Afterward, TMP will begin a new phase: The dance company will disband, allowing McIntyre to take on projects in film and photography, as well as commissioned dance works. “We’re paring things way down and taking baby steps,” McIntyre says. “Once we find out what takes hold, where the audience is, we’ll see if we can expand from there.”
This is an artistic choice, he emphasizes, not a financial one. “Financial issues were a factor, but not in the way you’d think,” McIntyre says. “We’re in great shape financially, and it seemed like a healthy decision to make the transition now, while things are good.” McIntyre has been mulling the change for a few years, trying to figure out how to reconcile his interests in nondance art forms with the responsibilities that come with running a full-time dance company. “In the end, a dance company takes a leader who can give everything all the time, and it just wasn’t doable,” he says.
There are already two film projects in McIntyre’s pipeline: an artistic retelling of the creation of TMP’s Ma Maison, and a documentary about the company’s first 10 years.
Herman Cornejo Stars at Vail
American Ballet Theatre virtuoso Herman Cornejo has been a regular at the Vail International Dance Festival for several years now. This summer, however, he’ll be the festival’s official artist in residence, a title previously held by choreographer Larry Keigwin and New York City Ballet’s Robert Fairchild and Tiler Peck, among others.
The artist-in-residence role, which entails involvement in multiple projects across the festival, is an imprimatur, signaling a dancer’s artistic maturity. “At Vail, I’ve been able to cast Herman in things that were totally new for him, and it’s clear that he thrives on those opportunities,” says Damian Woetzel, VIDF’s director. Woetzel was especially impressed by Cornejo’s collaboration with tango artists Gabriel Missé and Analía Centurión last summer, and Cornejo’s artist in residency will include more opportunities for cross-pollination. Cornejo will dance in a new staging of Martha Graham’s Letter to the World, one of his first encounters with Graham’s technique. He’ll also make his debut as the lead in Balanchine’s “Rubies,” after giving a blazing performance of its pas de deux at last year’s festival. “He’s a dancer of the 21st century—he’s always eager to absorb more, and that process is cumulative,” Woetzel says. “The things he learns in each new piece inform his later work.”

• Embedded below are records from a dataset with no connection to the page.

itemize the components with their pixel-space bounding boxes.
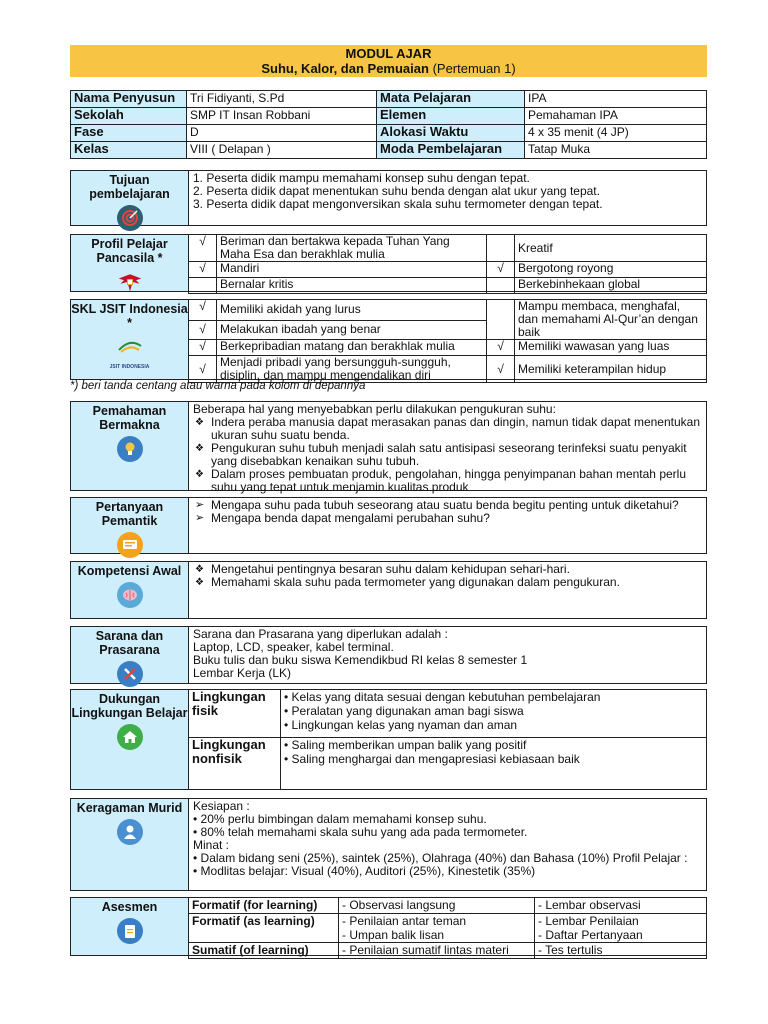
section-sarana: [70, 626, 707, 684]
footnote: *) beri tanda centang atau warna pada kolom di depannya: [70, 380, 366, 392]
section-label: Sarana dan Prasarana: [95, 629, 164, 657]
section-label: SKL JSIT Indonesia *: [71, 302, 188, 330]
list-item: ❖ Indera peraba manusia dapat merasakan panas dan dingin, namun tidak dapat menentukan ukuran suhu suatu benda.: [193, 416, 702, 442]
skl-item: Melakukan ibadah yang benar: [217, 320, 487, 340]
section-label: Profil Pelajar Pancasila *: [91, 237, 168, 265]
asesmen-row: [189, 914, 707, 943]
skl-row: [189, 340, 707, 356]
info-label: Elemen: [377, 108, 525, 125]
check-mark: [487, 278, 515, 294]
profil-item: Mandiri: [217, 262, 487, 278]
info-value: Pemahaman IPA: [525, 108, 707, 125]
section-skl: [70, 299, 707, 380]
info-value: D: [187, 125, 377, 142]
asesmen-tool: - Lembar observasi: [535, 898, 707, 914]
section-tujuan: [70, 170, 707, 226]
skl-item: Berkepribadian matang dan berakhlak mulia: [217, 340, 487, 356]
info-label: Fase: [71, 125, 187, 142]
skl-row: [189, 300, 707, 321]
asesmen-row: [189, 898, 707, 914]
info-label: Moda Pembelajaran: [377, 142, 525, 159]
section-label: Pemahaman Bermakna: [92, 404, 167, 432]
check-mark: √: [487, 262, 515, 278]
profil-row: [189, 262, 707, 278]
tools-icon: [117, 661, 143, 687]
keragaman-line: • 20% perlu bimbingan dalam memahami konsep suhu.: [193, 812, 487, 826]
kompetensi-list: [193, 563, 702, 589]
skl-table: [188, 299, 707, 383]
profil-item: Bergotong royong: [515, 262, 707, 278]
info-row: [71, 125, 707, 142]
section-profil: [70, 234, 707, 292]
info-label: Nama Penyusun: [71, 91, 187, 108]
asesmen-method: - Penilaian sumatif lintas materi: [339, 943, 535, 959]
dukungan-row: [189, 690, 707, 738]
brain-icon: [117, 582, 143, 608]
check-mark: [487, 235, 515, 262]
section-asesmen: [70, 897, 707, 956]
asesmen-method: - Penilaian antar teman: [342, 914, 467, 928]
keragaman-line: Kesiapan :: [193, 799, 250, 813]
pemahaman-intro: Beberapa hal yang menyebabkan perlu dilakukan pengukuran suhu:: [193, 402, 556, 416]
info-value: Tri Fidiyanti, S.Pd: [187, 91, 377, 108]
profil-item: Bernalar kritis: [217, 278, 487, 294]
objective-item: 2. Peserta didik dapat menentukan suhu benda dengan alat ukur yang tepat.: [193, 184, 600, 198]
info-row: [71, 142, 707, 159]
info-value: VIII ( Delapan ): [187, 142, 377, 159]
list-item: ❖ Pengukuran suhu tubuh menjadi salah satu antisipasi seseorang terinfeksi suatu penyakit yang disebabkan kenaikan suhu tubuh.: [193, 442, 702, 468]
skl-row: [189, 356, 707, 383]
keragaman-line: • Modlitas belajar: Visual (40%), Auditori (25%), Kinestetik (35%): [193, 864, 536, 878]
profil-row: [189, 235, 707, 262]
list-item: • Saling menghargai dan mengapresiasi kebiasaan baik: [284, 752, 580, 766]
pertanyaan-list: [193, 499, 702, 525]
skl-item: Memiliki akidah yang lurus: [217, 300, 487, 321]
asesmen-type: Formatif (as learning): [189, 914, 339, 943]
section-dukungan: [70, 689, 707, 790]
jsit-logo-icon: [117, 340, 143, 354]
meeting-label: (Pertemuan 1): [432, 61, 516, 76]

Osipova and Vasiliev Visit California
They may no longer be an offstage couple, but Natalia Osipova and Ivan Vasiliev still have an electric partnership onstage. This July, the globetrotting pair are scheduled to dance four performances at California’s Segerstrom Center for the Arts, with a program designed to show both at their best: the Kingdom of the Shades scene from La Bayadère and Roland Petit’s Le Jeune Homme et la Mort.
Cedar Lake Turns 10
Cedar Lake Contemporary Ballet celebrates its 10th birthday this June by making its debut at the Brooklyn Academy of Music. The forward-thinking venue is a good fit for the perennially cutting-edge company, which enters its second decade led by a new creative team that includes Alexandra Damiani as artistic director and Crystal Pite as associate choreographer. At BAM, Cedar Lake will perform repertory favorites by Sidi Larbi Cherkaoui, Pite, Hofesh Shechter, Alexander Ekman and Jo Strømgren.